Uh-oh. Look, mistakes happen, but the right thing to do in this situation is to call the game warden and explain the situation. There’s a lot of big talk online about SSS (Shoot, Shovel, Shut Up), and it’s tempting to just leave things alone—who would know, really?—but this is when your ethics are really tested.

Call the game warden as soon as you realize that you’ve shot the wrong thing and let him or her know what’s happened. Honesty will go a long way with most wardens. The consequences will depend on the situation, the species, and the game warden’s good nature. If the warden comes out to meet you, the illegal game will probably be confiscated and you might get off with just a verbal warning, or you might end up with a ticket and further repercussions. But the consequences will likely be worse if you’re caught with illegal game and you didn’t ’fess up yourself.

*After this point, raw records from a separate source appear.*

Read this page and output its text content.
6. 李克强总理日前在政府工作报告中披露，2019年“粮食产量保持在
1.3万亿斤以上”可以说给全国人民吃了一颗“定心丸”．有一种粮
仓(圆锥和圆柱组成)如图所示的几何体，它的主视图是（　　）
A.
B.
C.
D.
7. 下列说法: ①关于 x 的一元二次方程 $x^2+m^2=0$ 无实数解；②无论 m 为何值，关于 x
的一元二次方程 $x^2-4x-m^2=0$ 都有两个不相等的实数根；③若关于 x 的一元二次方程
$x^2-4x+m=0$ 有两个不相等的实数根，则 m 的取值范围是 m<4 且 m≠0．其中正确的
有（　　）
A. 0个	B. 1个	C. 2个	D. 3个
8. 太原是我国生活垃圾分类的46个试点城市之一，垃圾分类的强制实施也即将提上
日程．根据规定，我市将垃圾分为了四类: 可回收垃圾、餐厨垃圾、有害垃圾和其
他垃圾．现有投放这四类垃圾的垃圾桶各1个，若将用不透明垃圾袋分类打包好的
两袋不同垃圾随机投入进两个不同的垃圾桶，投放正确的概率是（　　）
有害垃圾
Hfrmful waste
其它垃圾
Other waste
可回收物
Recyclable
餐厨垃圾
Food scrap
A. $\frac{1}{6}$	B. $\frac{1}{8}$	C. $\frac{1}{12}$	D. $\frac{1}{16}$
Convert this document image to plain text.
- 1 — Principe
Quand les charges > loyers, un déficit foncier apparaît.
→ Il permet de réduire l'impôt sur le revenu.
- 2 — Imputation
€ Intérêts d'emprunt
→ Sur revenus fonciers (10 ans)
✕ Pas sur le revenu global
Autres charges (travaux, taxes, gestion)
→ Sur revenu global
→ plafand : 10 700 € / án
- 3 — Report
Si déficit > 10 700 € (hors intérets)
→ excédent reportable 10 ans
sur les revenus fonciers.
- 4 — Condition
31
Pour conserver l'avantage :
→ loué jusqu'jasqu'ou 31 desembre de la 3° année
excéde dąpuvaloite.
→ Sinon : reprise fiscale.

If you are hunting on private land or a hunt club that has specific antler restrictions or other rules about what can be harvested, it’s best to let the landowner or the club manager know what happened, too. Most clubs have fines for breaking their size minimums, even if the animal was legal by the state’s standards, but own up to your mistake and re-learn the lesson about being sure of your target and what’s beyond it.